Robin Bloor was born in Liverpool, England in the 1950s, a little too late to become member of The Beatles and, in any event, completely bereft of musical talent. In his late teens he went to Nottingham University, whose alumni include D H Lawrence and a vast array of prominent chemists. At Nottingham, he pursued neither literature nor chemistry. Instead, he acquired a degree in Mathematics, a love for computers and a number of severe hangovers.
Discovering, after a brief spell with an Insurance company, that he was never meant to be an actuary, he inflicted himself on the IT industry. He built commercial business applications for insurance companies and banks. Escaping from one role into another, he became in turn, a programmer, an analyst, a support technician, a project manager and a consultant. Eventually, for want of something better to do, he set up his own computer consultancy.
In the late 1980s, inspired by D H Lawrence, but covering quite different subject matter, he began writing articles for DEC User magazine in the UK and subsequently for DBMS magazine in the US. The consultancy that he had created, Bloor Research, gradually morphed into an IT analyst company and he started to spend more time writing about technology than making it work.
In April 1999 he published his first book, The Electronic B@zaar, which was about the dot com revolution. Much to his surprise it was a UK business best seller and was published a year later in the US, just as the dot com boom turned to bust. It received several accolades, being referred to as "a classic" by Publisher's Weekly in the US, but the market for such books had tanked.

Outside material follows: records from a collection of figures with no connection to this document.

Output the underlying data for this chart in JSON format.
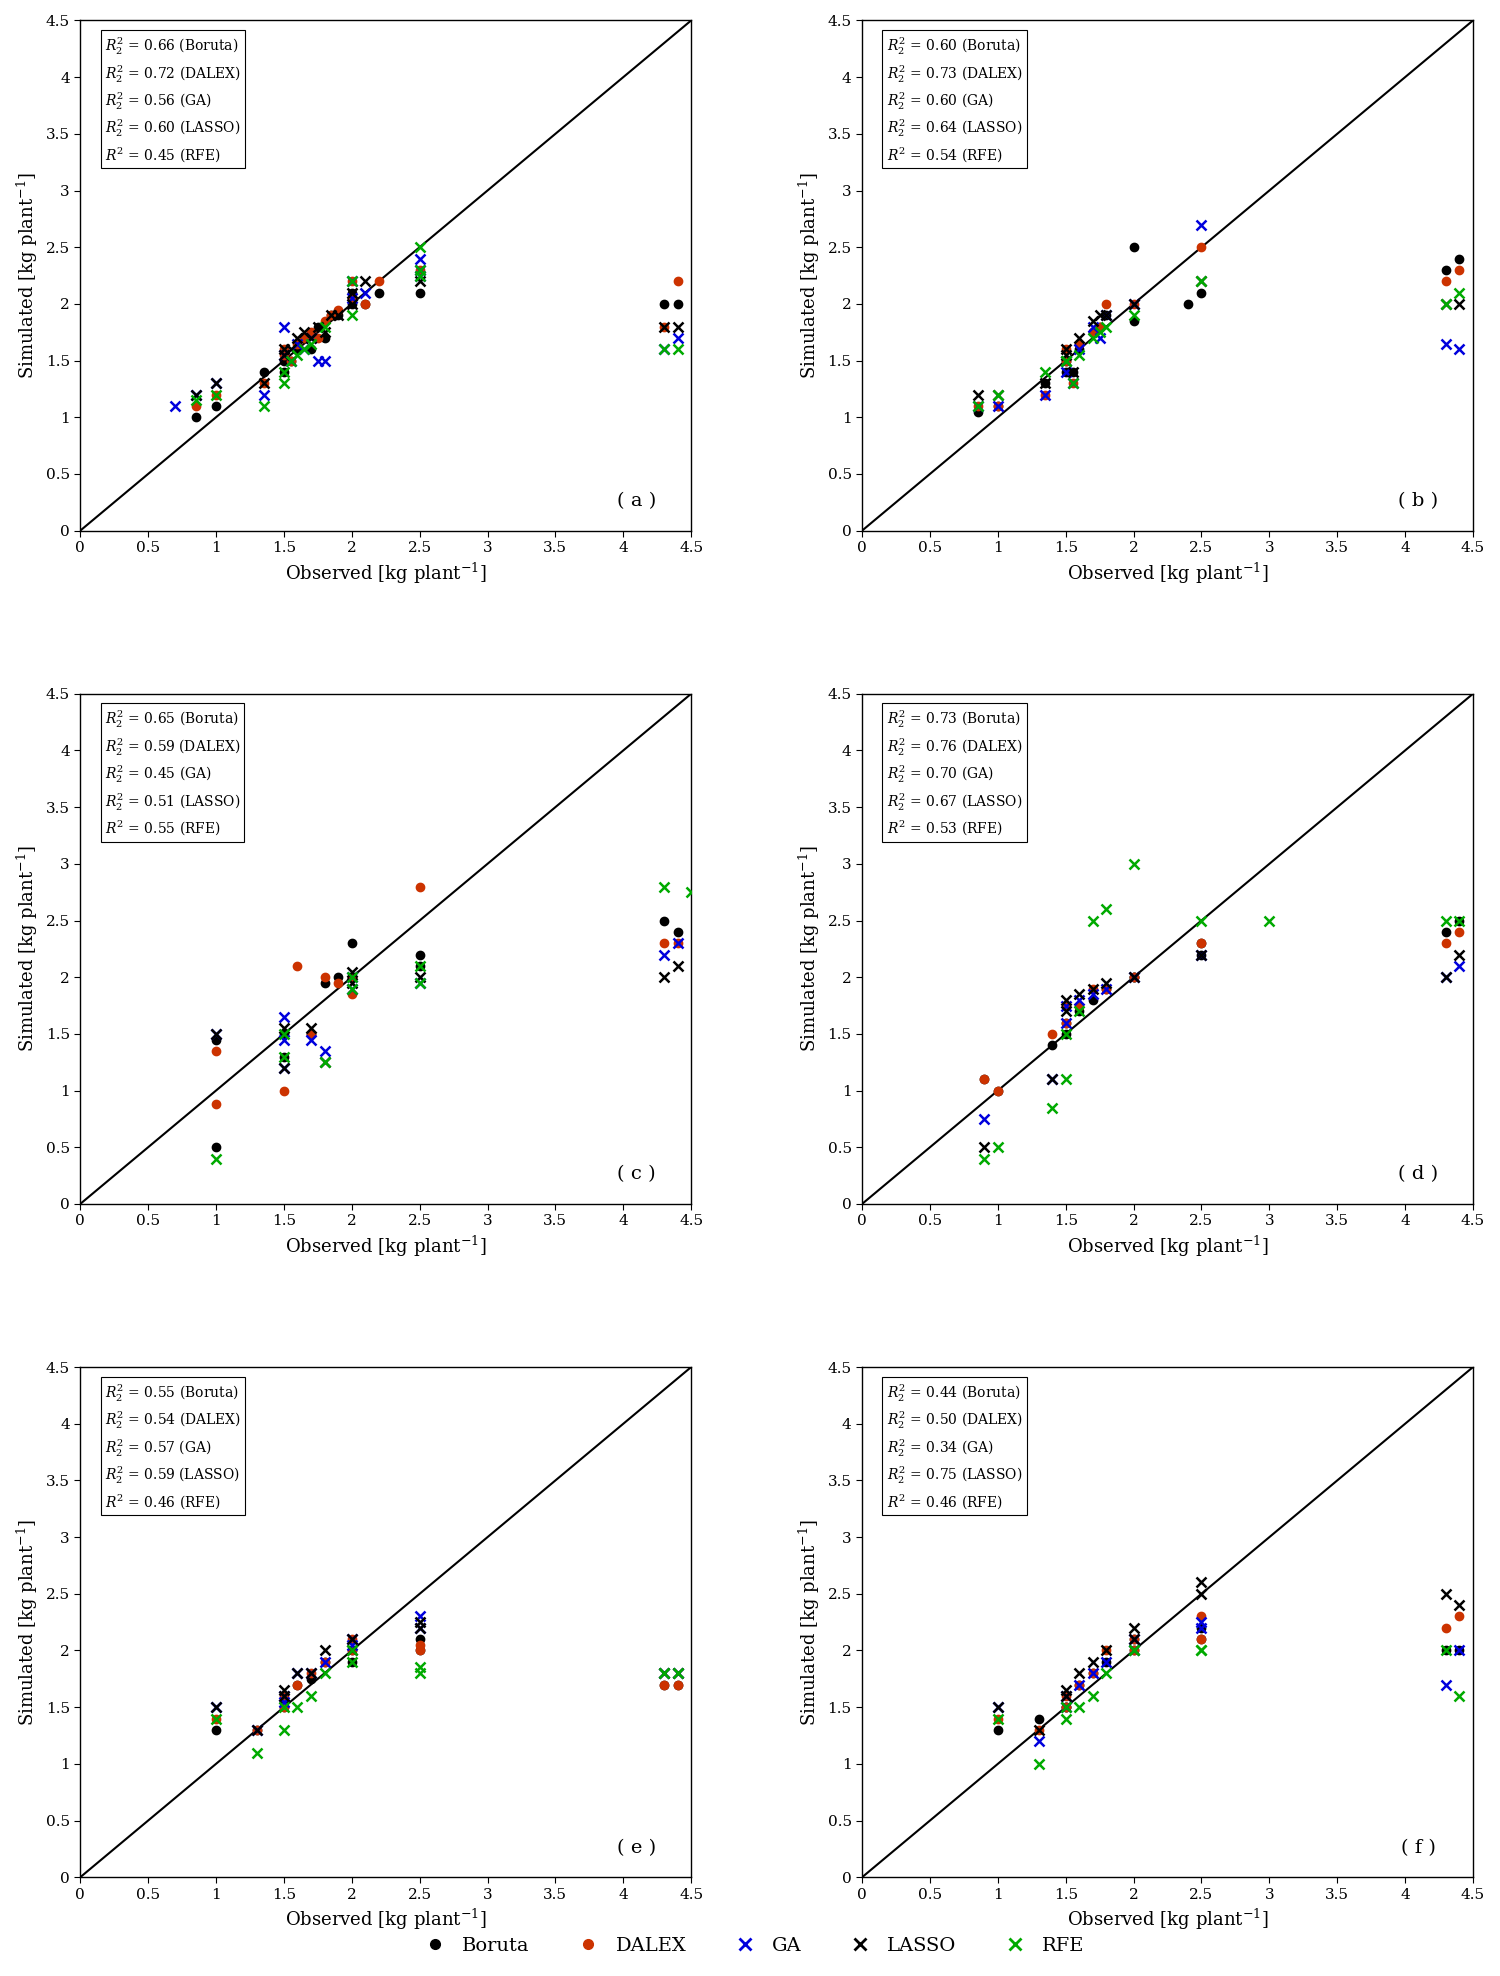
{
  "panels": [
    {
      "label": "( a )",
      "r2": {
        "Boruta": 0.66,
        "DALEX": 0.72,
        "GA": 0.56,
        "LASSO": 0.6,
        "RFE": 0.45
      },
      "Boruta": {
        "obs": [
          0.85,
          1.0,
          1.35,
          1.5,
          1.5,
          1.55,
          1.6,
          1.65,
          1.7,
          1.75,
          1.8,
          1.85,
          1.9,
          2.0,
          2.0,
          2.0,
          2.1,
          2.2,
          2.5,
          4.3,
          4.4
        ],
        "sim": [
          1.0,
          1.1,
          1.4,
          1.5,
          1.4,
          1.5,
          1.6,
          1.7,
          1.6,
          1.8,
          1.7,
          1.9,
          1.9,
          2.0,
          2.1,
          2.05,
          2.0,
          2.1,
          2.1,
          2.0,
          2.0
        ]
      },
      "DALEX": {
        "obs": [
          0.85,
          1.0,
          1.35,
          1.5,
          1.5,
          1.55,
          1.6,
          1.65,
          1.7,
          1.75,
          1.8,
          1.85,
          1.9,
          2.0,
          2.0,
          2.1,
          2.2,
          2.5,
          4.3,
          4.4
        ],
        "sim": [
          1.1,
          1.2,
          1.3,
          1.55,
          1.6,
          1.5,
          1.65,
          1.7,
          1.75,
          1.7,
          1.85,
          1.9,
          1.95,
          2.05,
          2.2,
          2.0,
          2.2,
          2.3,
          1.8,
          2.2
        ]
      },
      "GA": {
        "obs": [
          0.7,
          0.85,
          1.0,
          1.35,
          1.5,
          1.5,
          1.55,
          1.6,
          1.65,
          1.7,
          1.75,
          1.8,
          2.0,
          2.0,
          2.1,
          2.5,
          2.5,
          2.5,
          4.3,
          4.4
        ],
        "sim": [
          1.1,
          1.2,
          1.3,
          1.2,
          1.55,
          1.8,
          1.5,
          1.65,
          1.6,
          1.7,
          1.5,
          1.5,
          2.05,
          2.2,
          2.1,
          2.25,
          2.3,
          2.4,
          1.6,
          1.7
        ]
      },
      "LASSO": {
        "obs": [
          0.85,
          1.0,
          1.35,
          1.5,
          1.5,
          1.55,
          1.6,
          1.65,
          1.7,
          1.75,
          1.8,
          1.85,
          1.9,
          2.0,
          2.0,
          2.1,
          2.5,
          4.3,
          4.4
        ],
        "sim": [
          1.2,
          1.3,
          1.3,
          1.6,
          1.55,
          1.6,
          1.7,
          1.75,
          1.7,
          1.8,
          1.75,
          1.9,
          1.9,
          2.0,
          2.1,
          2.2,
          2.2,
          1.8,
          1.8
        ]
      },
      "RFE": {
        "obs": [
          0.85,
          1.0,
          1.35,
          1.5,
          1.5,
          1.55,
          1.6,
          1.65,
          1.7,
          1.8,
          2.0,
          2.0,
          2.5,
          2.5,
          2.5,
          4.3,
          4.4
        ],
        "sim": [
          1.15,
          1.2,
          1.1,
          1.3,
          1.4,
          1.5,
          1.55,
          1.6,
          1.65,
          1.8,
          1.9,
          2.2,
          2.25,
          2.3,
          2.5,
          1.6,
          1.6
        ]
      }
    },
    {
      "label": "( b )",
      "r2": {
        "Boruta": 0.6,
        "DALEX": 0.73,
        "GA": 0.6,
        "LASSO": 0.64,
        "RFE": 0.54
      },
      "Boruta": {
        "obs": [
          0.85,
          1.0,
          1.35,
          1.5,
          1.5,
          1.55,
          1.6,
          1.7,
          1.75,
          1.8,
          2.0,
          2.0,
          2.4,
          2.5,
          4.3,
          4.4
        ],
        "sim": [
          1.05,
          1.1,
          1.3,
          1.4,
          1.5,
          1.4,
          1.6,
          1.75,
          1.8,
          1.9,
          1.85,
          2.5,
          2.0,
          2.1,
          2.3,
          2.4
        ]
      },
      "DALEX": {
        "obs": [
          0.85,
          1.0,
          1.35,
          1.5,
          1.5,
          1.55,
          1.6,
          1.7,
          1.75,
          1.8,
          2.0,
          2.5,
          4.3,
          4.4
        ],
        "sim": [
          1.1,
          1.1,
          1.2,
          1.5,
          1.6,
          1.3,
          1.65,
          1.75,
          1.8,
          2.0,
          2.0,
          2.5,
          2.2,
          2.3
        ]
      },
      "GA": {
        "obs": [
          0.85,
          1.0,
          1.35,
          1.5,
          1.5,
          1.55,
          1.6,
          1.7,
          1.75,
          1.8,
          2.0,
          2.5,
          4.3,
          4.4
        ],
        "sim": [
          1.1,
          1.1,
          1.2,
          1.4,
          1.5,
          1.3,
          1.6,
          1.8,
          1.7,
          1.9,
          2.0,
          2.7,
          1.65,
          1.6
        ]
      },
      "LASSO": {
        "obs": [
          0.85,
          1.0,
          1.35,
          1.5,
          1.5,
          1.55,
          1.6,
          1.7,
          1.75,
          1.8,
          2.0,
          2.5,
          4.3,
          4.4
        ],
        "sim": [
          1.2,
          1.2,
          1.3,
          1.55,
          1.6,
          1.4,
          1.7,
          1.85,
          1.9,
          1.9,
          2.0,
          2.2,
          2.0,
          2.0
        ]
      },
      "RFE": {
        "obs": [
          0.85,
          1.0,
          1.35,
          1.5,
          1.5,
          1.55,
          1.6,
          1.7,
          1.75,
          1.8,
          2.0,
          2.5,
          4.3,
          4.4
        ],
        "sim": [
          1.1,
          1.2,
          1.4,
          1.5,
          1.5,
          1.3,
          1.55,
          1.7,
          1.75,
          1.8,
          1.9,
          2.2,
          2.0,
          2.1
        ]
      }
    },
    {
      "label": "( c )",
      "r2": {
        "Boruta": 0.65,
        "DALEX": 0.59,
        "GA": 0.45,
        "LASSO": 0.51,
        "RFE": 0.55
      },
      "Boruta": {
        "obs": [
          1.0,
          1.0,
          1.5,
          1.5,
          1.7,
          1.8,
          1.9,
          2.0,
          2.0,
          2.5,
          2.5,
          4.3,
          4.4
        ],
        "sim": [
          1.45,
          0.5,
          1.5,
          1.3,
          1.5,
          1.95,
          2.0,
          2.3,
          2.0,
          2.2,
          2.1,
          2.5,
          2.4
        ]
      },
      "DALEX": {
        "obs": [
          1.0,
          1.0,
          1.5,
          1.6,
          1.7,
          1.8,
          1.9,
          2.0,
          2.0,
          2.5,
          4.3,
          4.4
        ],
        "sim": [
          1.35,
          0.88,
          1.0,
          2.1,
          1.5,
          2.0,
          1.95,
          2.0,
          1.85,
          2.8,
          2.3,
          2.3
        ]
      },
      "GA": {
        "obs": [
          1.0,
          1.5,
          1.5,
          1.5,
          1.7,
          1.8,
          2.0,
          2.0,
          2.5,
          4.3,
          4.4
        ],
        "sim": [
          1.5,
          1.45,
          1.2,
          1.65,
          1.45,
          1.35,
          2.0,
          1.9,
          1.95,
          2.2,
          2.3
        ]
      },
      "LASSO": {
        "obs": [
          1.0,
          1.5,
          1.5,
          1.7,
          1.8,
          2.0,
          2.0,
          2.5,
          4.3,
          4.4
        ],
        "sim": [
          1.5,
          1.55,
          1.2,
          1.55,
          1.25,
          2.05,
          1.95,
          2.0,
          2.0,
          2.1
        ]
      },
      "RFE": {
        "obs": [
          1.0,
          1.5,
          1.5,
          1.8,
          2.0,
          2.0,
          2.5,
          2.5,
          4.3,
          4.5
        ],
        "sim": [
          0.4,
          1.5,
          1.3,
          1.25,
          1.9,
          2.0,
          1.95,
          2.1,
          2.8,
          2.75
        ]
      }
    },
    {
      "label": "( d )",
      "r2": {
        "Boruta": 0.73,
        "DALEX": 0.76,
        "GA": 0.7,
        "LASSO": 0.67,
        "RFE": 0.53
      },
      "Boruta": {
        "obs": [
          0.9,
          1.0,
          1.4,
          1.5,
          1.5,
          1.6,
          1.7,
          1.8,
          2.0,
          2.0,
          2.5,
          2.5,
          4.3,
          4.4
        ],
        "sim": [
          1.1,
          1.0,
          1.4,
          1.5,
          1.6,
          1.7,
          1.8,
          1.9,
          2.0,
          2.0,
          2.2,
          2.3,
          2.4,
          2.5
        ]
      },
      "DALEX": {
        "obs": [
          0.9,
          1.0,
          1.4,
          1.5,
          1.5,
          1.6,
          1.7,
          1.8,
          2.0,
          2.5,
          4.3,
          4.4
        ],
        "sim": [
          1.1,
          1.0,
          1.5,
          1.6,
          1.75,
          1.75,
          1.9,
          1.9,
          2.0,
          2.3,
          2.3,
          2.4
        ]
      },
      "GA": {
        "obs": [
          0.9,
          1.4,
          1.5,
          1.5,
          1.6,
          1.7,
          1.8,
          2.0,
          2.5,
          4.3,
          4.4
        ],
        "sim": [
          0.75,
          1.1,
          1.6,
          1.75,
          1.8,
          1.85,
          1.9,
          2.0,
          2.2,
          2.0,
          2.1
        ]
      },
      "LASSO": {
        "obs": [
          0.9,
          1.4,
          1.5,
          1.5,
          1.6,
          1.7,
          1.8,
          2.0,
          2.5,
          4.3,
          4.4
        ],
        "sim": [
          0.5,
          1.1,
          1.7,
          1.8,
          1.85,
          1.9,
          1.95,
          2.0,
          2.2,
          2.0,
          2.2
        ]
      },
      "RFE": {
        "obs": [
          0.9,
          1.0,
          1.4,
          1.5,
          1.5,
          1.6,
          1.7,
          1.8,
          2.0,
          2.5,
          3.0,
          4.3,
          4.4
        ],
        "sim": [
          0.4,
          0.5,
          0.85,
          1.1,
          1.5,
          1.7,
          2.5,
          2.6,
          3.0,
          2.5,
          2.5,
          2.5,
          2.5
        ]
      }
    },
    {
      "label": "( e )",
      "r2": {
        "Boruta": 0.55,
        "DALEX": 0.54,
        "GA": 0.57,
        "LASSO": 0.59,
        "RFE": 0.46
      },
      "Boruta": {
        "obs": [
          1.0,
          1.3,
          1.5,
          1.5,
          1.6,
          1.7,
          1.8,
          2.0,
          2.0,
          2.5,
          2.5,
          4.3,
          4.4
        ],
        "sim": [
          1.3,
          1.3,
          1.5,
          1.55,
          1.7,
          1.75,
          1.9,
          1.9,
          2.0,
          2.0,
          2.1,
          1.7,
          1.7
        ]
      },
      "DALEX": {
        "obs": [
          1.0,
          1.3,
          1.5,
          1.5,
          1.6,
          1.7,
          1.8,
          2.0,
          2.0,
          2.5,
          2.5,
          4.3,
          4.4
        ],
        "sim": [
          1.4,
          1.3,
          1.5,
          1.6,
          1.7,
          1.8,
          1.9,
          2.0,
          2.1,
          2.0,
          2.05,
          1.7,
          1.7
        ]
      },
      "GA": {
        "obs": [
          1.0,
          1.3,
          1.5,
          1.5,
          1.6,
          1.7,
          1.8,
          2.0,
          2.0,
          2.5,
          2.5,
          4.3,
          4.4
        ],
        "sim": [
          1.5,
          1.3,
          1.6,
          1.55,
          1.8,
          1.8,
          1.9,
          2.1,
          2.05,
          2.2,
          2.3,
          1.8,
          1.8
        ]
      },
      "LASSO": {
        "obs": [
          1.0,
          1.3,
          1.5,
          1.5,
          1.6,
          1.7,
          1.8,
          2.0,
          2.0,
          2.5,
          2.5,
          4.3,
          4.4
        ],
        "sim": [
          1.5,
          1.3,
          1.6,
          1.65,
          1.8,
          1.8,
          2.0,
          2.0,
          2.1,
          2.2,
          2.25,
          1.8,
          1.8
        ]
      },
      "RFE": {
        "obs": [
          1.0,
          1.3,
          1.5,
          1.5,
          1.6,
          1.7,
          1.8,
          2.0,
          2.0,
          2.5,
          2.5,
          4.3,
          4.4
        ],
        "sim": [
          1.4,
          1.1,
          1.3,
          1.5,
          1.5,
          1.6,
          1.8,
          1.9,
          2.0,
          1.8,
          1.85,
          1.8,
          1.8
        ]
      }
    },
    {
      "label": "( f )",
      "r2": {
        "Boruta": 0.44,
        "DALEX": 0.5,
        "GA": 0.34,
        "LASSO": 0.75,
        "RFE": 0.46
      },
      "Boruta": {
        "obs": [
          1.0,
          1.3,
          1.5,
          1.5,
          1.6,
          1.7,
          1.8,
          2.0,
          2.0,
          2.5,
          2.5,
          4.3,
          4.4
        ],
        "sim": [
          1.3,
          1.4,
          1.5,
          1.5,
          1.7,
          1.8,
          1.9,
          2.0,
          2.1,
          2.2,
          2.1,
          2.0,
          2.0
        ]
      },
      "DALEX": {
        "obs": [
          1.0,
          1.3,
          1.5,
          1.5,
          1.6,
          1.7,
          1.8,
          2.0,
          2.0,
          2.5,
          2.5,
          4.3,
          4.4
        ],
        "sim": [
          1.4,
          1.3,
          1.5,
          1.6,
          1.7,
          1.8,
          2.0,
          2.0,
          2.1,
          2.3,
          2.1,
          2.2,
          2.3
        ]
      },
      "GA": {
        "obs": [
          1.0,
          1.3,
          1.5,
          1.5,
          1.6,
          1.7,
          1.8,
          2.0,
          2.0,
          2.5,
          2.5,
          4.3,
          4.4
        ],
        "sim": [
          1.5,
          1.2,
          1.5,
          1.6,
          1.7,
          1.8,
          1.9,
          2.0,
          2.1,
          2.2,
          2.25,
          1.7,
          2.0
        ]
      },
      "LASSO": {
        "obs": [
          1.0,
          1.3,
          1.5,
          1.5,
          1.6,
          1.7,
          1.8,
          2.0,
          2.0,
          2.5,
          2.5,
          4.3,
          4.4
        ],
        "sim": [
          1.5,
          1.3,
          1.6,
          1.65,
          1.8,
          1.9,
          2.0,
          2.1,
          2.2,
          2.5,
          2.6,
          2.5,
          2.4
        ]
      },
      "RFE": {
        "obs": [
          1.0,
          1.3,
          1.5,
          1.5,
          1.6,
          1.7,
          1.8,
          2.0,
          2.0,
          2.5,
          2.5,
          4.3,
          4.4
        ],
        "sim": [
          1.4,
          1.0,
          1.4,
          1.5,
          1.5,
          1.6,
          1.8,
          2.0,
          2.0,
          2.0,
          2.0,
          2.0,
          1.6
        ]
      }
    }
  ],
  "methods": [
    "Boruta",
    "DALEX",
    "GA",
    "LASSO",
    "RFE"
  ],
  "method_colors": {
    "Boruta": "#000000",
    "DALEX": "#cc3300",
    "GA": "#0000dd",
    "LASSO": "#000000",
    "RFE": "#00aa00"
  },
  "method_markers": {
    "Boruta": "o",
    "DALEX": "o",
    "GA": "x",
    "LASSO": "x",
    "RFE": "x"
  },
  "xlim": [
    0,
    4.5
  ],
  "ylim": [
    0,
    4.5
  ],
  "xticks": [
    0,
    0.5,
    1,
    1.5,
    2,
    2.5,
    3,
    3.5,
    4,
    4.5
  ],
  "yticks": [
    0,
    0.5,
    1,
    1.5,
    2,
    2.5,
    3,
    3.5,
    4,
    4.5
  ],
  "tick_labels": [
    "0",
    "0.5",
    "1",
    "1.5",
    "2",
    "2.5",
    "3",
    "3.5",
    "4",
    "4.5"
  ],
  "xlabel": "Observed [kg plant$^{-1}$]",
  "ylabel": "Simulated [kg plant$^{-1}$]"
}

Following in the steps of the Pilgrim Fathers, Robin emigrated to the US in 2002, but finding New England to be frostier than he had imagined, he settled in Texas. In 2003, for reasons beyond his comprehension, he was awarded an honorary Ph D in Computer Science, by Wolverhampton University in the UK in recognition of 'Services to the IT Industry'. In 2004 he became a partner in the noted IT analyst company, Hurwitz & Associates. In 2006, against his better judgment, he agreed to write a 'dummies' book with some of his partners in Hurwitz. Had that not been the case, you would not be reading these words.